135.158 - MEDICAL HOME PURPOSES -- CHARACTERISTICS.

        135.158  MEDICAL HOME PURPOSES -- CHARACTERISTICS.
         1.  The purposes of a medical home are the following:
         a.  To reduce disparities in health care access, delivery, and
      health care outcomes.
         b.  To improve quality of health care and lower health care
      costs, thereby creating savings to allow more Iowans to have health
      care coverage and to provide for the sustainability of the health
      care system.
         c.  To provide a tangible method to document if each Iowan has
      access to health care.
         2.  A medical home has all of the following characteristics:
         a.  A personal provider.  Each patient has an ongoing
      relationship with a personal provider trained to provide first
      contact and continuous and comprehensive care.
         b.  A provider-directed medical practice.  The personal
      provider leads a team of individuals at the practice level who
      collectively take responsibility for the ongoing health care of
      patients.
         c.  Whole person orientation.  The personal provider is
      responsible for providing for all of a patient's health care needs or
      taking responsibility for appropriately arranging health care by
      other qualified health care professionals.  This responsibility
      includes health care at all stages of life including provision of
      acute care, chronic care, preventive services, and end-of-life care.

         d.  Coordination and integration of care.  Care is coordinated
      and integrated across all elements of the complex health care system
      and the patient's community.  Care is facilitated by registries,
      information technology, health information exchanges, and other means
      to assure that patients receive the indicated care when and where
      they need and want the care in a culturally and linguistically
      appropriate manner.
         e.  Quality and safety.  The following are quality and safety
      components of the medical home:
         (1)  Provider-directed medical practices advocate for their
      patients to support the attainment of optimal, patient-centered
      outcomes that are defined by a care planning process driven by a
      compassionate, robust partnership between providers, the patient, and
      the patient's family.
         (2)  Evidence-based medicine and clinical decision-support tools
      guide decision making.
         (3)  Providers in the medical practice accept accountability for
      continuous quality improvement through voluntary engagement in
      performance measurement and improvement.
         (4)  Patients actively participate in decision making and feedback
      is sought to ensure that the patients' expectations are being met.
         (5)  Information technology is utilized appropriately to support
      optimal patient care, performance measurement, patient education, and
      enhanced communication.
         (6)  Practices participate in a voluntary recognition process
      conducted by an appropriate nongovernmental entity to demonstrate
      that the practice has the capabilities to provide patient-centered
      services consistent with the medical home model.

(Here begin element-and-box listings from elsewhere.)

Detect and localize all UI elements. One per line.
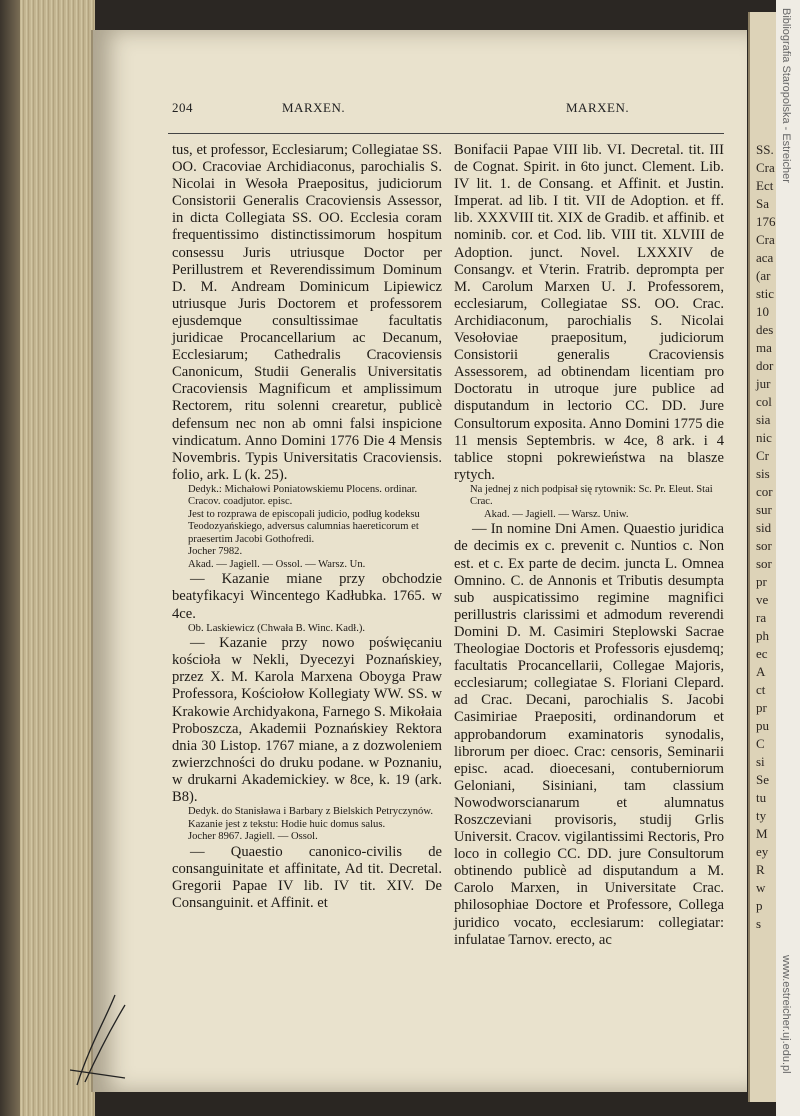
next-page-text: cor [756,484,773,499]
text-paragraph: — Kazanie przy nowo poświęcaniu kościoła w Nekli, Dyecezyi Poznańskiey, przez X. M. Karola Marxena Oboyga Praw Professora, Kościołow Kollegiaty WW. SS. w Krakowie Archidyakona, Farnego S. Mikołaia Proboszcza, Akademii Poznańskiey Rektora dnia 30 Listop. 1767 miane, a z dozwoleniem zwierzchności do druku podane. w Poznaniu, w drukarni Akademickiey. w 8ce, k. 19 (ark. B8). [172,635,442,805]
text-paragraph: Jest to rozprawa de episcopali judicio, podług kodeksu Teodozyańskiego, adversus calumnias haereticorum et praesertim Jacobi Gothofredi. [188,508,420,545]
next-page-text: sor [756,538,772,553]
page-number: 204 [172,100,193,115]
next-page-text: pu [756,718,769,733]
next-page-text: des [756,322,774,337]
text-paragraph: — Kazanie miane przy obchodzie beatyfikacyi Wincentego Kadłubka. 1765. w 4ce. [172,571,442,622]
next-page-text: tu [756,790,767,805]
next-page-text: ct [756,682,766,697]
next-page-text: sor [756,556,772,571]
signature-mark [55,990,135,1090]
text-paragraph: Na jednej z nich podpisał się rytownik: Sc. Pr. Eleut. Stai Crac. [470,483,713,508]
next-page-text: ma [756,340,772,355]
next-page-text: Cra [756,232,775,247]
next-page-text: C [756,736,765,751]
next-page-text: s [756,916,762,931]
next-page-text: pr [756,574,767,589]
running-title-left: MARXEN. [282,100,346,115]
next-page-text: M [756,826,768,841]
running-title-right: MARXEN. [566,100,630,115]
left-text-column [172,142,442,912]
next-page-text: si [756,754,765,769]
next-page-text: sis [756,466,770,481]
next-page-text: Cr [756,448,769,463]
next-page-text: ve [756,592,769,607]
text-paragraph: — Quaestio canonico-civilis de consanguinitate et affinitate, Ad tit. Decretal. Gregorii Papae IV lib. IV tit. XIV. De Consanguinit. et Affinit. et [172,843,442,911]
next-page-text: sid [756,520,772,535]
next-page-text: Sa [756,196,769,211]
next-page-text: jur [756,376,771,391]
next-page-text: col [756,394,772,409]
next-page-text: pr [756,700,767,715]
text-paragraph: Akad. — Jagiell. — Ossol. — Warsz. Un. [188,558,366,570]
next-page-text: sur [756,502,772,517]
next-page-text: A [756,664,766,679]
book-spine-shadow [0,0,20,1116]
text-paragraph: Dedyk. do Stanisława i Barbary z Bielskich Petryczynów. [188,806,433,818]
text-paragraph: Dedyk.: Michałowi Poniatowskiemu Plocens. ordinar. Cracov. coadjutor. episc. [188,483,418,508]
text-paragraph: Akad. — Jagiell. — Warsz. Uniw. [484,508,629,520]
next-page-text: Ect [756,178,774,193]
text-paragraph: tus, et professor, Ecclesiarum; Collegiatae SS. OO. Cracoviae Archidiaconus, parochialis S. Nicolai in Wesoła Praepositus, judiciorum Consistorii Generalis Cracoviensis Assessor, in dicta Collegiata SS. OO. Ecclesia coram frequentissimo distinctissimorum hospitum consessu Juris utriusque Doctor per Perillustrem et Reverendissimum Dominum D. M. Andream Dominicum Lipiewicz utriusque Juris Doctorem et professorem ejusdemque consultissimae facultatis juridicae Procancellarium ac Decanum, Ecclesiarum; Cathedralis Cracoviensis Canonicum, Studii Generalis Universitatis Cracoviensis Magnificum et amplissimum Rectorem, ritu solenni crearetur, publicè defensum nec non ab omni falsi inspicione vindicatum. Anno Domini 1776 Die 4 Mensis Novembris. Typis Universitatis Cracoviensis. folio, ark. L (k. 25). [172,142,442,483]
text-paragraph: Ob. Laskiewicz (Chwała B. Winc. Kadł.). [188,622,366,634]
watermark-bottom: www.estreicher.uj.edu.pl [780,955,792,1074]
text-paragraph: Bonifacii Papae VIII lib. VI. Decretal. tit. III de Cognat. Spirit. in 6to junct. Clement. Lib. IV lit. 1. de Consang. et Affinit. et Justin. Imperat. ad lib. I tit. VII de Adoption. et ff. lib. XXXVIII tit. XIX de Gradib. et affinib. et nominib. cor. et Cod. lib. VIII tit. XLVIII de Adoption. junct. Novel. LXXXIV de Consangv. et Vterin. Fratrib. deprompta per M. Carolum Marxen U. J. Professorem, ecclesiarum, Collegiatae SS. OO. Crac. Archidiaconum, parochialis S. Nicolai Vesołoviae praepositum, judiciorum Consistorii generalis Cracoviensis Assessorem, ad obtinendam licentiam pro Doctoratu in utroque jure publice ad disputandum in lectorio CC. DD. Jure Consultorum exposita. Anno Domini 1775 die 11 mensis Septembris. w 4ce, 8 ark. i 4 tablice stopni pokrewieństwa na blasze rytych. [454,142,724,483]
next-page-text: ty [756,808,767,823]
next-page-text: ec [756,646,768,661]
next-page-text: sia [756,412,771,427]
next-page-text: Cra [756,160,775,175]
next-page-text: (ar [756,268,771,283]
page-gutter-line [91,30,93,1092]
text-paragraph: — In nomine Dni Amen. Quaestio juridica de decimis ex c. prevenit c. Nuntios c. Non est. et c. Ex parte de decim. juncta L. Omnea Omnino. C. de Annonis et Tributis desumpta sub auspicatissimo regimine magnifici perillustris clarissimi et admodum reverendi Domini D. M. Casimiri Steplowski Sacrae Theologiae Doctoris et Professoris ejusdemq; facultatis Procancellarii, Collegae Majoris, ecclesiarum; collegiatae S. Floriani Clepard. ad Crac. Decani, parochialis S. Jacobi Casimiriae Praepositi, ordinandorum et approbandorum examinatoris synodalis, librorum per dioec. Crac: censoris, Seminarii episc. acad. dioecesani, contuberniorum Geloniani, Sisiniani, tam classium Nowodworscianarum et alumnatus Roszczeviani provisoris, studij Grlis Universit. Cracov. vigilantissimi Rectoris, Pro loco in collegio CC. DD. jure Consultorum obtinendo publicè ad disputandum a M. Carolo Marxen, in Universitate Crac. philosophiae Doctore et Professore, Collega juridico vocato, ecclesiarum: collegiatar: infulatae Tarnov. erecto, ac [454,521,724,948]
right-text-column [454,142,724,949]
next-page-text: p [756,898,763,913]
next-page-text: stic [756,286,775,301]
text-paragraph: Jocher 7982. [188,546,243,558]
next-page-text: SS. [756,142,774,157]
next-page-text: R [756,862,765,877]
next-page-text: Se [756,772,769,787]
next-page-text: ph [756,628,769,643]
header-rule [168,133,724,134]
text-paragraph: Kazanie jest z tekstu: Hodie huic domus salus. [188,818,386,830]
next-page-text: aca [756,250,774,265]
next-page-text: 176 [756,214,776,229]
next-page-text: ra [756,610,767,625]
next-page-text: dor [756,358,774,373]
text-paragraph: Jocher 8967. Jagiell. — Ossol. [188,831,318,843]
next-page-text: 10 [756,304,769,319]
next-page-text: w [756,880,766,895]
watermark-top: Bibliografia Staropolska - Estreicher [780,8,792,183]
scan-top-background [0,0,800,30]
next-page-text: nic [756,430,772,445]
next-page-text: ey [756,844,769,859]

         (7)  Patients and families participate in quality improvement
      activities at the practice level.
         f.  Enhanced access to health care.  Enhanced access to health
      care is available through systems such as open scheduling, expanded
      hours, and new options for communication between the patient, the
      patient's personal provider, and practice staff.
         g.  Payment.  The payment system appropriately recognizes the
      added value provided to patients who have a patient-centered medical
      home.  The payment structure framework of the medical home provides
      all of the following:
         (1)  Reflects the value of provider and nonprovider staff and
      patient-centered care management work that is in addition to the
      face-to-face visit.
         (2)  Pays for services associated with coordination of health care
      both within a given practice and between consultants, ancillary
      providers, and community resources.
         (3)  Supports adoption and use of health information technology
      for quality improvement.
         (4)  Supports provision of enhanced communication access such as
      secure electronic mail and telephone consultation.
         (5)  Recognizes the value of provider work associated with remote
      monitoring of clinical data using technology.
         (6)  Allows for separate fee-for-service payments for face-to-face
      visits.  Payments for health care management services that are in
      addition to the face-to-face visit do not result in a reduction in
      the payments for face-to-face visits.
         (7)  Recognizes case mix differences in the patient population
      being treated within the practice.
         (8)  Allows providers to share in savings from reduced
      hospitalizations associated with provider-guided health care
      management in the office setting.
         (9)  Allows for additional payments for achieving measurable and
      continuous quality improvements.